Delegates at TUC Congress stood against exploitation this week: full decriminalisation of sex work would only help the traffickers and pimps.
On Wednesday, TUC Congress voted to uphold the policy of the TUC Women’s Conference and to oppose the decriminalisation of sex work.
Delegates debated a motion calling for “full decriminalisation” of the trade; a demand that could include not only sex workers but also pimps, brothel owners and all those profiting from the exploitation of women and girls. I say ‘girls’ because half of women involved in sex work entered the industry before the age of 18.
The motion didn’t focus entirely on women, and we must of course extend our concerns to all people exploited through the sale of sex. But the reality is that the overwhelming majority of those in the sex industry are women and girls. Men in the sex industry represent a very small minority and have very different pathways in and out of the industry.
‘Full decriminalisation’ is also known as the ‘New Zealand Model’ – a model which has been heavily criticised, including by women who have worked as prostitutes there. In March delegates at the TUC Women’s Conference heard compelling evidence from experts in the field of violence against women who had spent time in New Zealand and seen first-hand the lack of protection afforded to women in the sex industry.
Those who support the New Zealand model argue that criminalising buyers of sex drives prostitutes underground and makes them less safe. Yet the Nordic model, which takes precisely this approach, has reduced street prostitution and trafficking. Importantly it also aims to change social attitudes: it has recently been adopted in France, Northern Ireland, Canada, Norway, Iceland, and Lithuania.
It is sometimes asserted that those who work in the sex industry do so because of economic necessity rather than criminal coercion.
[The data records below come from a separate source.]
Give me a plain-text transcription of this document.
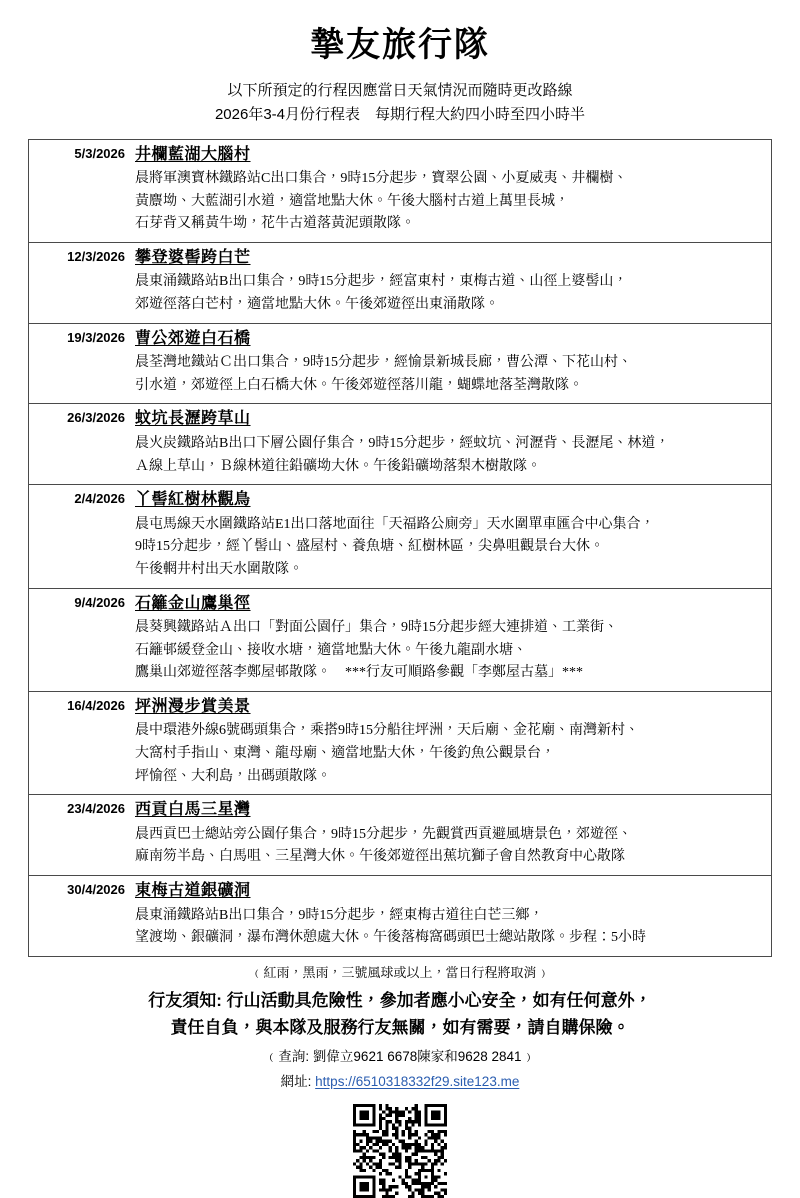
摯友旅行隊

以下所預定的行程因應當日天氣情況而隨時更改路線

2026年3-4月份行程表　每期行程大約四小時至四小時半

5/3/2026	井欄藍湖大腦村
晨將軍澳寶林鐵路站C出口集合，9時15分起步，寶翠公園、小夏威夷、井欄樹、
黃麖坳、大藍湖引水道，適當地點大休。午後大腦村古道上萬里長城，
石芽背又稱黃牛坳，花牛古道落黃泥頭散隊。

12/3/2026	攀登婆髻跨白芒
晨東涌鐵路站B出口集合，9時15分起步，經富東村，東梅古道、山徑上婆髻山，
郊遊徑落白芒村，適當地點大休。午後郊遊徑出東涌散隊。

19/3/2026	曹公郊遊白石橋
晨荃灣地鐵站Ｃ出口集合，9時15分起步，經愉景新城長廊，曹公潭、下花山村、
引水道，郊遊徑上白石橋大休。午後郊遊徑落川龍，蝴蝶地落荃灣散隊。

26/3/2026	蚊坑長瀝跨草山
晨火炭鐵路站B出口下層公園仔集合，9時15分起步，經蚊坑、河瀝背、長瀝尾、林道，
Ａ線上草山，Ｂ線林道往鉛礦坳大休。午後鉛礦坳落梨木樹散隊。

2/4/2026	丫髻紅樹林觀鳥
晨屯馬線天水圍鐵路站E1出口落地面往「天福路公廁旁」天水圍單車匯合中心集合，
9時15分起步，經丫髻山、盛屋村、養魚塘、紅樹林區，尖鼻咀觀景台大休。
午後輞井村出天水圍散隊。

9/4/2026	石籬金山鷹巢徑
晨葵興鐵路站Ａ出口「對面公園仔」集合，9時15分起步經大連排道、工業街、
石籬邨緩登金山、接收水塘，適當地點大休。午後九龍副水塘、
鷹巢山郊遊徑落李鄭屋邨散隊。　***行友可順路參觀「李鄭屋古墓」***

16/4/2026	坪洲漫步賞美景
晨中環港外線6號碼頭集合，乘搭9時15分船往坪洲，天后廟、金花廟、南灣新村、
大窩村手指山、東灣、龍母廟、適當地點大休，午後釣魚公觀景台，
坪愉徑、大利島，出碼頭散隊。

23/4/2026	西貢白馬三星灣
晨西貢巴士總站旁公園仔集合，9時15分起步，先觀賞西貢避風塘景色，郊遊徑、
麻南笏半島、白馬咀、三星灣大休。午後郊遊徑出蕉坑獅子會自然教育中心散隊

30/4/2026	東梅古道銀礦洞
晨東涌鐵路站B出口集合，9時15分起步，經東梅古道往白芒三鄉，
望渡坳、銀礦洞，瀑布灣休憩處大休。午後落梅窩碼頭巴士總站散隊。步程：5小時

﹙紅雨，黑雨，三號風球或以上，當日行程將取消﹚

行友須知: 行山活動具危險性，參加者應小心安全，如有任何意外，
責任自負，與本隊及服務行友無關，如有需要，請自購保險。

﹙查詢: 劉偉立9621 6678陳家和9628 2841﹚

網址: https://6510318332f29.site123.me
This bears closer examination.
Firstly, there is disturbing evidence about the level of coercion that actually exists. According to a recent report by London South Bank University, 50% of women involved in sex work reported coercion regarding their involvement.
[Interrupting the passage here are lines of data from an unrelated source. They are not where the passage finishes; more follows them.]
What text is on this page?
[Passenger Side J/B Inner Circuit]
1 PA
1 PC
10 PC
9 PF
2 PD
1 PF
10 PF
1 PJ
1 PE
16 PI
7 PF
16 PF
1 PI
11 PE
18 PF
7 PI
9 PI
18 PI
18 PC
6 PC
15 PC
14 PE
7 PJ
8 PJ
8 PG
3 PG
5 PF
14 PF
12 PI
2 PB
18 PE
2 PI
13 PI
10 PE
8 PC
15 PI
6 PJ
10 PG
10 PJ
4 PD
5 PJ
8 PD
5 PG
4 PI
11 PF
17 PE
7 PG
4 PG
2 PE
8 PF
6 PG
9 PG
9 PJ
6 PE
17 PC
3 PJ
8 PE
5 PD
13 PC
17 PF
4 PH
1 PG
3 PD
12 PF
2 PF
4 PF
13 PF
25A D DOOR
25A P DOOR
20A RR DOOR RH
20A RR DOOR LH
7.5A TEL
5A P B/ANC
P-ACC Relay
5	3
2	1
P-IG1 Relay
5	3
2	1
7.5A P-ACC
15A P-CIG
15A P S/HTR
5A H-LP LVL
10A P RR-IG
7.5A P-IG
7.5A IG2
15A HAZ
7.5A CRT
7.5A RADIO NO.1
Furthermore, a 2016 study by the Police Foundation identified 65 brothels operating in Bristol over a two year period, and of these, over three quarters displayed links to organised crime groups.
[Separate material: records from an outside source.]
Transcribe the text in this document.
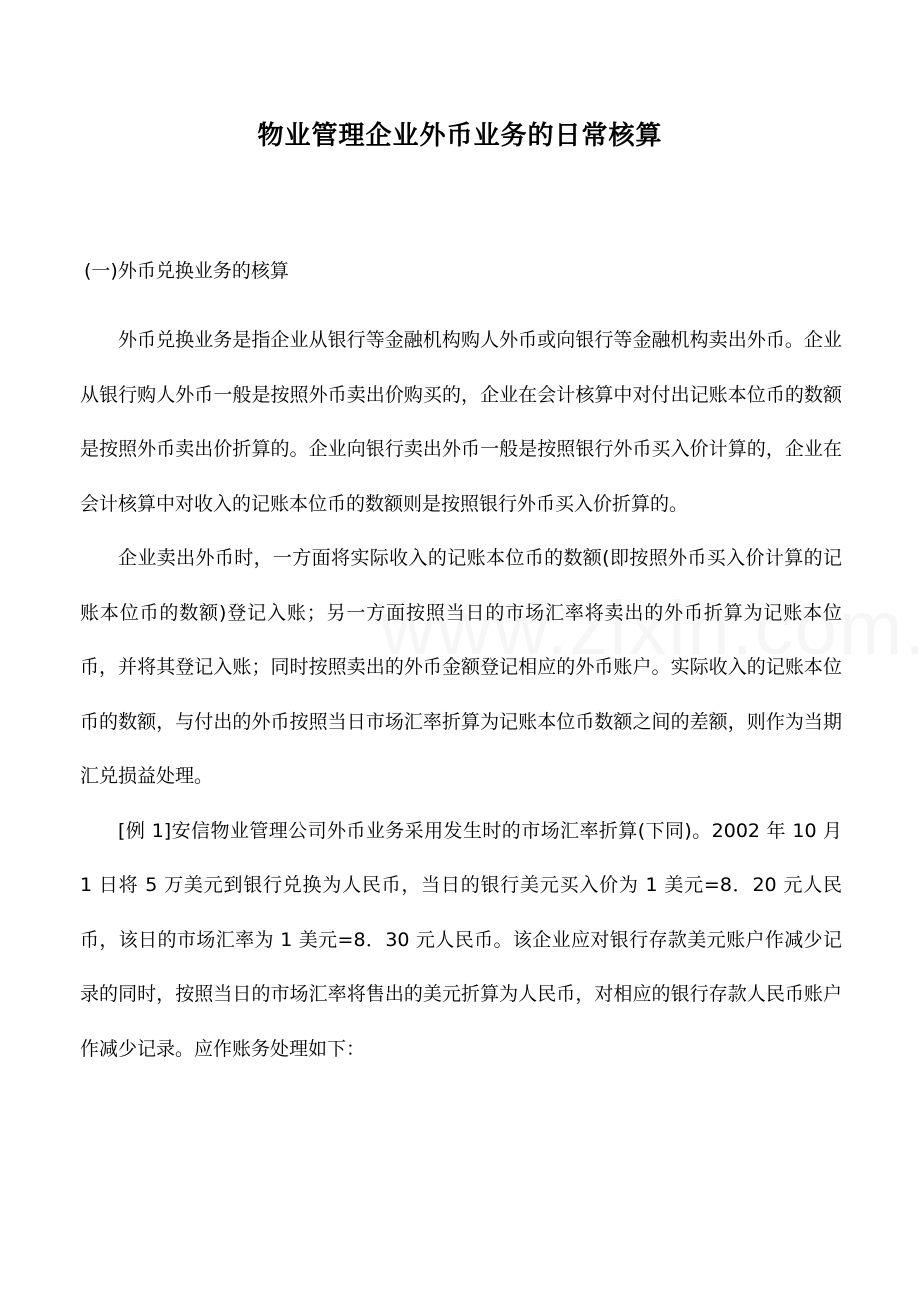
物业管理企业外币业务的日常核算
(一)外币兑换业务的核算

外币兑换业务是指企业从银行等金融机构购人外币或向银行等金融机构卖出外币。企业从银行购人外币一般是按照外币卖出价购买的，企业在会计核算中对付出记账本位币的数额是按照外币卖出价折算的。企业向银行卖出外币一般是按照银行外币买入价计算的，企业在会计核算中对收入的记账本位币的数额则是按照银行外币买入价折算的。

企业卖出外币时，一方面将实际收入的记账本位币的数额(即按照外币买入价计算的记账本位币的数额)登记入账；另一方面按照当日的市场汇率将卖出的外币折算为记账本位币，并将其登记入账；同时按照卖出的外币金额登记相应的外币账户。实际收入的记账本位币的数额，与付出的外币按照当日市场汇率折算为记账本位币数额之间的差额，则作为当期汇兑损益处理。

[例 1]安信物业管理公司外币业务采用发生时的市场汇率折算(下同)。2002 年 10 月 1 日将 5 万美元到银行兑换为人民币，当日的银行美元买入价为 1 美元=8．20 元人民币，该日的市场汇率为 1 美元=8．30 元人民币。该企业应对银行存款美元账户作减少记录的同时，按照当日的市场汇率将售出的美元折算为人民币，对相应的银行存款人民币账户作减少记录。应作账务处理如下：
Secondly, while it is certainly true that women are also driven into sex work out of desperation, drug addiction, and “economic necessity”, it does not follow that we should campaign for the decriminalisation of the pimps and brothel owners who profit from women’s poverty. Our response as trade unionists is to campaign to end the austerity, poverty and benefit sanctions that affect all vulnerable groups, and which may drive some women into the industry in order to feed their family.
Thirdly although all workers, including sex workers, deserve protection this does not mean that exchanging money for sex should be considered ‘work’ in the same way as any other job.
We should ask ourselves what other jobs there are where extreme violence, sexually transmitted diseases, unwanted pregnancy, and rape are commonplace workplace hazards. Violence against women is not acceptable in any setting.
We know that current CPS guidance makes clear that it is not illegal to sell sex in a brothel. What Congress voted against is any move towards decriminalising exploitation by the pimps and gangs who control sex work.
Sue Ferns is Deputy General Secretary of the Prospect trade union and Chair of Unions 21.